Love and hugs to all,
Sam X
Hello all,
Hope we are all enjoying some of this much needed sunshine on our faces, we all need a little vitamin D boost now and then (think it's Vit D we get from the sun).
Had a lovely day with my hubby and girls today, went to a place called Tilgate Park which is in Crawley (not the nicest of place's, sorry if anyone's from Crawley) but it has the most amazing park there, with a huge big lake, loads of lovely walks, a farm, lots of stuff for kids..... and the nicest thing of all is that it's all free!!!! Things are very slowly getting a little better on the hubby front, alot of it is me isolating myself because I feel so "alone" in my grief, but I am making a conscious effort to gradually open up my feelings and let Paul acknowledge them. We are having a romantic bbq for two tonight, as we did last night and it was lovely, sat outside with lots of candles and a fire till 11.30pm... for a little while I forgot about my sorrows, and it felt a little like old times.
Rochelle... Welcome back home, glad you had a reasonable time, it must have been so hard knowing that your mum would have loved to be where you were, but I'm sure she was with you in spirit. I still feel numb about Dads passing and that was 10 weeks ago now, somedays I still cant believe what happened to us in such a short space of time, but then on others days I feel very sad as I know I will never see him again. As wise old (sorry, young) Sam said we have all been through/are still going through what you are feeling, so you are not alone. xxx
Sam... Clearing out must be one of the most hardest things to do as it sparks so many memories and it there right in front of your own eyes, where as I guess when you in your home you are in your comfort zone and the memories are in your mind or in photo's, but at your Dads house they are everywhere. It must be like closing another chapter of their story, but once it is done, thats it you dont have to do it again, and its another accomplishment that will make you stronger.

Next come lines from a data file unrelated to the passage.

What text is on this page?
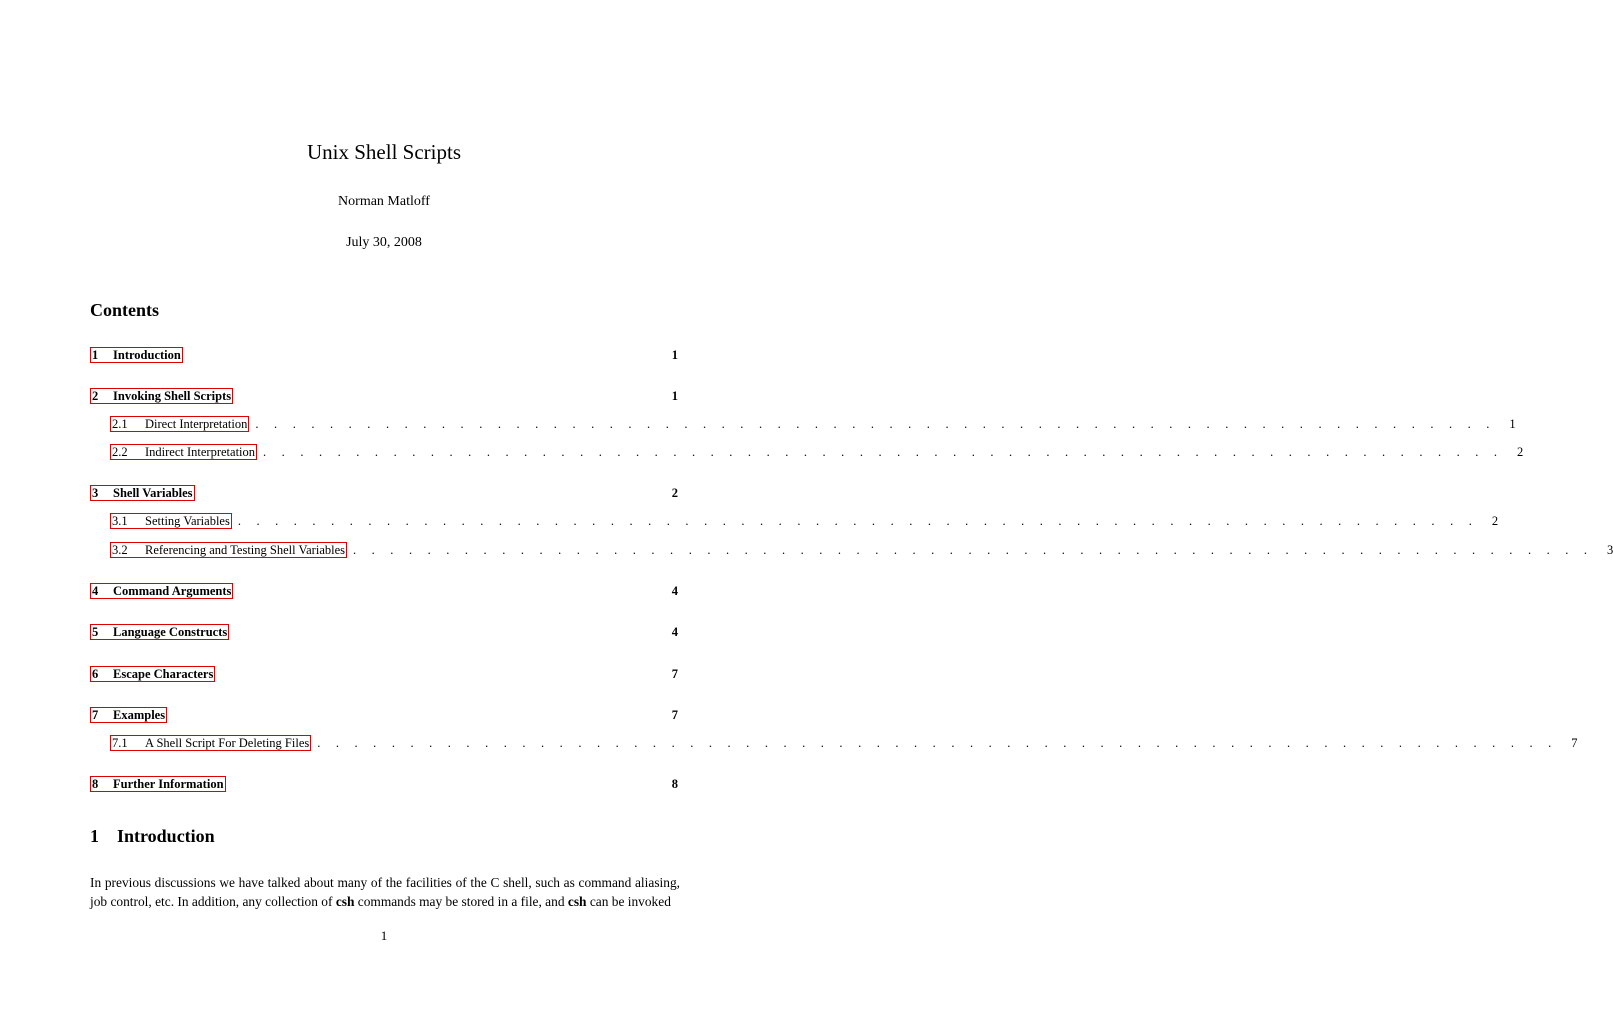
Unix Shell Scripts
Norman Matloff
July 30, 2008
Contents
1	Introduction	1
2	Invoking Shell Scripts	1
2.1	Direct Interpretation . . . . . . . . . . . . . . . . . . . . . . . . . . . . . . . . . . . . . . . . . . . . . . . . . . . . . . . . . . . . . . . . . . .	1
2.2	Indirect Interpretation . . . . . . . . . . . . . . . . . . . . . . . . . . . . . . . . . . . . . . . . . . . . . . . . . . . . . . . . . . . . . . . . . . .	2
3	Shell Variables	2
3.1	Setting Variables . . . . . . . . . . . . . . . . . . . . . . . . . . . . . . . . . . . . . . . . . . . . . . . . . . . . . . . . . . . . . . . . . . .	2
3.2	Referencing and Testing Shell Variables . . . . . . . . . . . . . . . . . . . . . . . . . . . . . . . . . . . . . . . . . . . . . . . . . . . . . . . . . . . . . . . . . . .	3
4	Command Arguments	4
5	Language Constructs	4
6	Escape Characters	7
7	Examples	7
7.1	A Shell Script For Deleting Files . . . . . . . . . . . . . . . . . . . . . . . . . . . . . . . . . . . . . . . . . . . . . . . . . . . . . . . . . . . . . . . . . . .	7
8	Further Information	8
1 Introduction
In previous discussions we have talked about many of the facilities of the C shell, such as command aliasing,
job control, etc. In addition, any collection of csh commands may be stored in a file, and csh can be invoked
1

I will be thinking of you tomorrow Sam, and i hope you get to feel your mum and dads arms around you. You have made them so proud ((((((((((((((((hugs)))))))))))))))))))))))))
Kelsey.... Thinking of you and your Dad lots and sending you strength to help you through these very difficult steps xxxxxxxxxxxxxxxxxxxxxxxxxxxxxxxxx
Mel.... you keep on shopping, remember to save some money for all that extra luggage at the airport!!
Bern.... hope you are ok you is unusually quiet xxxx
Em.... hugs for you as usual. Hope things are moving in the right direction.
Jac... How are things???
Sending a big hug of sunshine to everyone else and will raise a glass to all the wonderful people on this site tonight.